There have been more than 30 previous estimates of whether and how much the ice caps are shrinking. But the numbers were often vague, with wide ranges, and different studies sometimes contradicted each other, the researchers said.

The new study, out Friday in the US journal "Science," combines data from ten different satellites since 1992, carefully matching up time periods and geographical locations so as to make a more accurate and wider-ranging assessment.

"Changes in the mass of ice stored within the polar ice sheets are important because they're a measure of changes in global climate and they directly affect global sea levels," said lead researcher Andrew Shepherd from the University of Leeds, in England.

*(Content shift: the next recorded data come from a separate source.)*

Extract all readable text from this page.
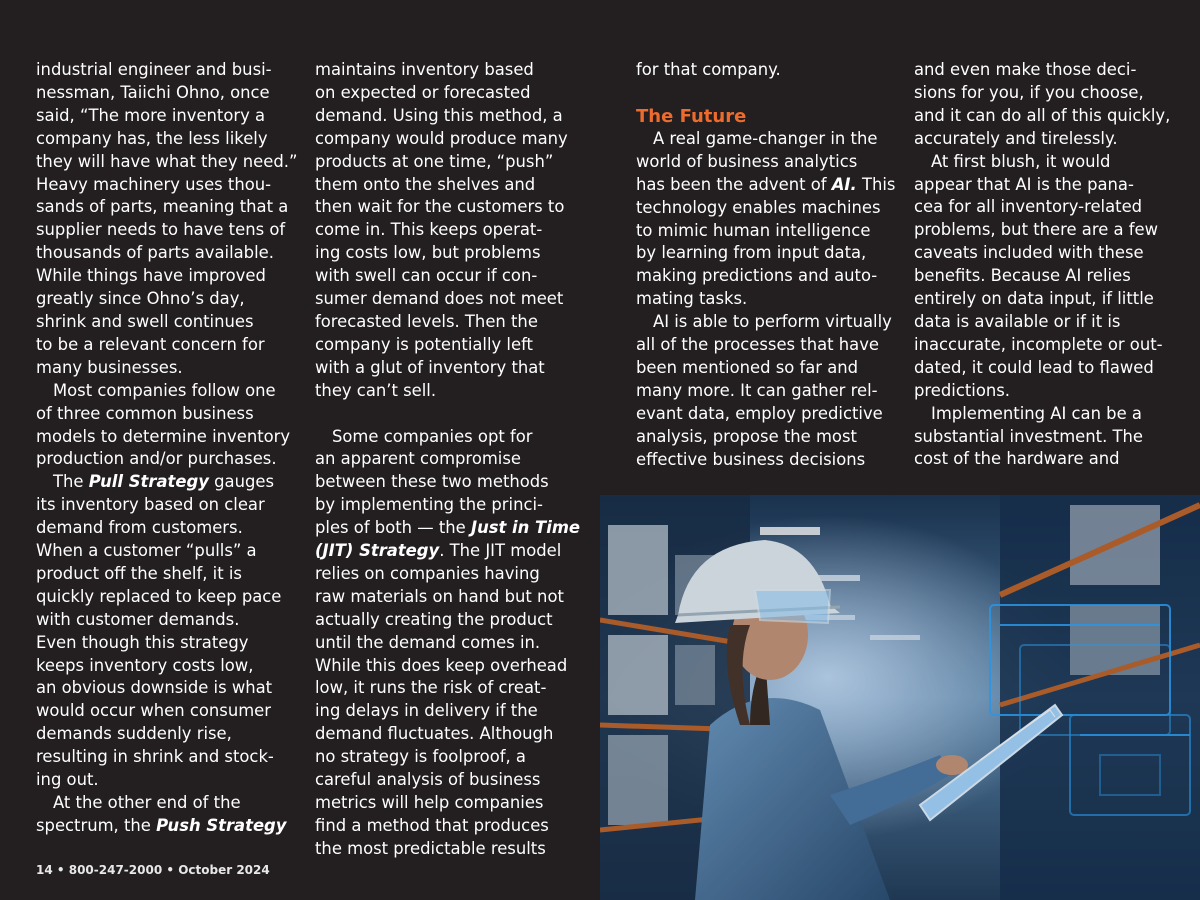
industrial engineer and busi-
nessman, Taiichi Ohno, once
said, “The more inventory a
company has, the less likely
they will have what they need.”
Heavy machinery uses thou-
sands of parts, meaning that a
supplier needs to have tens of
thousands of parts available.
While things have improved
greatly since Ohno’s day,
shrink and swell continues
to be a relevant concern for
many businesses.

Most companies follow one
of three common business
models to determine inventory
production and/or purchases.

The Pull Strategy gauges
its inventory based on clear
demand from customers.
When a customer “pulls” a
product off the shelf, it is
quickly replaced to keep pace
with customer demands.
Even though this strategy
keeps inventory costs low,
an obvious downside is what
would occur when consumer
demands suddenly rise,
resulting in shrink and stock-
ing out.

At the other end of the
spectrum, the Push Strategy

maintains inventory based
on expected or forecasted
demand. Using this method, a
company would produce many
products at one time, “push”
them onto the shelves and
then wait for the customers to
come in. This keeps operat-
ing costs low, but problems
with swell can occur if con-
sumer demand does not meet
forecasted levels. Then the
company is potentially left
with a glut of inventory that
they can’t sell.

Some companies opt for
an apparent compromise
between these two methods
by implementing the princi-
ples of both — the Just in Time
(JIT) Strategy. The JIT model
relies on companies having
raw materials on hand but not
actually creating the product
until the demand comes in.
While this does keep overhead
low, it runs the risk of creat-
ing delays in delivery if the
demand fluctuates. Although
no strategy is foolproof, a
careful analysis of business
metrics will help companies
find a method that produces
the most predictable results

for that company.

The Future

A real game-changer in the
world of business analytics
has been the advent of AI. This
technology enables machines
to mimic human intelligence
by learning from input data,
making predictions and auto-
mating tasks.

AI is able to perform virtually
all of the processes that have
been mentioned so far and
many more. It can gather rel-
evant data, employ predictive
analysis, propose the most
effective business decisions

and even make those deci-
sions for you, if you choose,
and it can do all of this quickly,
accurately and tirelessly.

At first blush, it would
appear that AI is the pana-
cea for all inventory-related
problems, but there are a few
caveats included with these
benefits. Because AI relies
entirely on data input, if little
data is available or if it is
inaccurate, incomplete or out-
dated, it could lead to flawed
predictions.

Implementing AI can be a
substantial investment. The
cost of the hardware and

14 • 800-247-2000 • October 2024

Using the combined data, the international team of 47 scientists was able to determine that Antarctica and Greenland have contributed to just over 11 millimeters of sea level rise since 1992, or a fifth of the total.

"Crucially this improved certainty allows us to say that both have been losing ice," Shepherd told reporters during a telephone conference call on Wednesday.

Indeed, according to their analysis, Greenland is losing ice faster than before, added co-author Erik Ivins of NASA's Jet Propulsion Laboratory.

"If we compare data from the 1990s to those over the last decade, it would appear as though Greenland is losing mass at about five times the rate today as it was in the early 1990s," he explained.

Additionally, the new analysis showed that ice in Antarctica is shrinking overall, but more slowly than some reports have suggested.

"West Antarctica is losing quite a bit of mass," Ivins explained, though he noted that there is some compensation going on by gain in east Antarctica.

The researchers called their study a snapshot of the past twenty years, saying it can serve to increase understanding of what has already happened but does not provide predictions of what is yet to come.

Co-researcher Ian Joughin added that "the study demonstrates we need to not just make snapshots but sustained measurements, through a coordinated effort," over the next 20 years.

A separate study Wednesday reported that sea levels are rising 60 percent faster than the UN's climate panel forecast in its most recent assessment.

A trio of specialists reported in the journal "Environmental Research Letters" that sea levels are increasing at an average of 3.2 millimeters (0.125 inch) per year, compared to the 2 mm (0.078 inch) predicted by the UN's Intergovernmental Panel on Climate Change.

In addition to the melting of polar ice caps, sea levels are rising because warmer temperatures causes water to expand.